Looking back, I think almost everything I ever did in my life before I began my spiritual journey, and even within it at the beginning, was about getting attention; specifically the attention of a potential mate. Any real happiness I believed I could achieve in life would have to come from a mate; from fame; from love outside of myself.
I was lonely, even though I had more friends than anyone I knew. I had chosen a ‘career’ as an entertainer/club personality that was based on outrageous performance, in order to obtain popularity and fame. I thought this would attract the partner, and therefore, the security and happiness I craved. I was lonely, even when my attention-seeking behaviour brought me in front of crowds that were cheering for me and laughing at my jokes and performances. I was lonely even when I “perfected” my body through obsessive exercise and dieting. I couldn’t understand why I didn’t have a mate when I was accomplishing all these things.
It’s interesting to see from a new perspective, and with new clarity, how in trying to attract all that attention, I was really not being myself, and was actually pushing away any potential interests that were around. Who wants to date an act?
When I came into recovery almost 10 years ago, I was even more acutely aware of loneliness. I blamed my misery on it. There was an awful lot of loneliness in those first few months and years of living my new sober life. There were many sleepless nights of self-pity and incredible discomfort. I wondered why I was so alone, and I wanted to escape how I felt. Again, I blamed the absence of a loving relationship for the loneliness I felt, and I tried anything and everything to bring that elusive relationship into my life. As a matter of fact, when I first understood that I could recover from my messed up life, I went through a suggested recovery program with incredible enthusiasm in order to recover ‘perfectly’, not only to be happy and sober, but mostly so that I would finally be fit for a relationship. Guess what? I was still single.
Nowadays, through the character-building work I have done, I believe I am probably much more fit to be in a relationship. However, I also have a new perspective: Yes, a relationship might bring me some companionship and fulfillment and therefore aid in achieving happiness, but the real cure for my loneliness comes from within.
As a result of taking an honest, thorough and often painful look at myself and continuing to take that personal inventory, I realize that loneliness was a reflection of how I felt about myself.
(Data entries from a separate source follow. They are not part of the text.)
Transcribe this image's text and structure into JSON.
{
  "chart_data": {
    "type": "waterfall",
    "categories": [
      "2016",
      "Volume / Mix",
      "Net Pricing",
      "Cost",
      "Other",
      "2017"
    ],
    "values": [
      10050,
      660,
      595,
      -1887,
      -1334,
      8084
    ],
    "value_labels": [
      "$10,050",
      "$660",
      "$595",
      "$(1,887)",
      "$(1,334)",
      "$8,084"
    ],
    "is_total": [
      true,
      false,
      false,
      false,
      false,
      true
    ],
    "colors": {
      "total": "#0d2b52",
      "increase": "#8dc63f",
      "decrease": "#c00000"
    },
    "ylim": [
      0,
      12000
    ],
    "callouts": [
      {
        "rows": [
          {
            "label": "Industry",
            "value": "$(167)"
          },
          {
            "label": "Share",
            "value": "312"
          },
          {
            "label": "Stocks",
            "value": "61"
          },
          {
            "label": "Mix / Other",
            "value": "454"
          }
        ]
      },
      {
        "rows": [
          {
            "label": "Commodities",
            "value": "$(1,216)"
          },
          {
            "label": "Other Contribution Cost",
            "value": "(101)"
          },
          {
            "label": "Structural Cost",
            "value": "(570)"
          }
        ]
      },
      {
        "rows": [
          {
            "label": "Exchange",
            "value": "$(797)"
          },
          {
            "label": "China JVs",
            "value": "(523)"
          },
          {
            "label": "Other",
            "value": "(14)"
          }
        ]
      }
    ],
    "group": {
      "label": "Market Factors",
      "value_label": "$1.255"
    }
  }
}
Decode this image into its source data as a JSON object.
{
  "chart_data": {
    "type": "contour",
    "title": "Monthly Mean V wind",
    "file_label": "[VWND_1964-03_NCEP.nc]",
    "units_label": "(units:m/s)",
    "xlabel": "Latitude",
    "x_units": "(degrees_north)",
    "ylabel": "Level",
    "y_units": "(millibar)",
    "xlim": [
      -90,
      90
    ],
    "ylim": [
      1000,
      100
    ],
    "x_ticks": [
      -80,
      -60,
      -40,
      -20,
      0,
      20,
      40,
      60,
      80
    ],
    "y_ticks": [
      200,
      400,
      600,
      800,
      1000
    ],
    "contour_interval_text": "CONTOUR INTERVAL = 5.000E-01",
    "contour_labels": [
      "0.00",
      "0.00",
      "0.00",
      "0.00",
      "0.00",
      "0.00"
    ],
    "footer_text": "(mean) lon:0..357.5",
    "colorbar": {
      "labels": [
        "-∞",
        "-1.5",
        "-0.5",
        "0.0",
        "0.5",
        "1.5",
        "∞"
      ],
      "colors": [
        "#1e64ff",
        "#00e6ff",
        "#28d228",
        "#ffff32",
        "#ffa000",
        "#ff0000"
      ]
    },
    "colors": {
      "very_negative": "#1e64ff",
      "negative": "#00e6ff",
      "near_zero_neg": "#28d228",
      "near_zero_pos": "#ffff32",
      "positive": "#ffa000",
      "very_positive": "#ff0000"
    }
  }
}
I was so insecure and self-loathing, that I required a relationship for validation, so that I could feel good about myself because someone loved me. So naturally, when I didn’t obtain that relationship, I was lonely and miserable. Continual practice of spiritual principles, yoga, and honesty to the best of my ability with myself and others, has brought me to a place of greater self-acceptance and self-love. I feel pretty good about who I am these days. I live with integrity now (Integrity—a word I’ve just come to understand the meaning of), wherein I am myself to the best of my ability at each moment, trusting that I am loved for it. And though sometimes I really like it, I no longer need the validation of others to feel good about myself.
I am rarely lonely today. I don’t focus on needing something or someone to make me feel better, because I’m ok with who I am. I now understand that in those old days of loneliness, it was not the actual absence of a person or thing that was causing the problem. The problem was that I was focused on my negative feelings about myself, and I would get stuck in the mindset that I would always be and feel that way. The trick, I’ve learned, is to change my focus to the positive aspects of myself—my success, my new life, the people I’ve been able to help—in those moments, and to embrace and accept who I am and what is around me, and therefore engage positively in the actual moment itself.
There’s another trick I’ve used when dealing with the little bouts of loneliness that will naturally always pop up here and there: Once, a few years back, when I was on vacation in Hawaii—I remember sitting with my family on the patio of a restaurant in the warm air, thinking about how it would be nice to have a partner to share this moment with. I began to feel some of those familiar feelings of loneliness pulling at me again. I remembered in that moment something that I’ve learned on this journey of self-discovery: that loneliness is a universal feeling we all experience from time to time, and therefore if I acknowledge it and express that I’m feeling ‘the’ loneliness, rather than ‘my’ loneliness, then I connect to myself to everyone…and suddenly, ‘the’ loneliness is gone.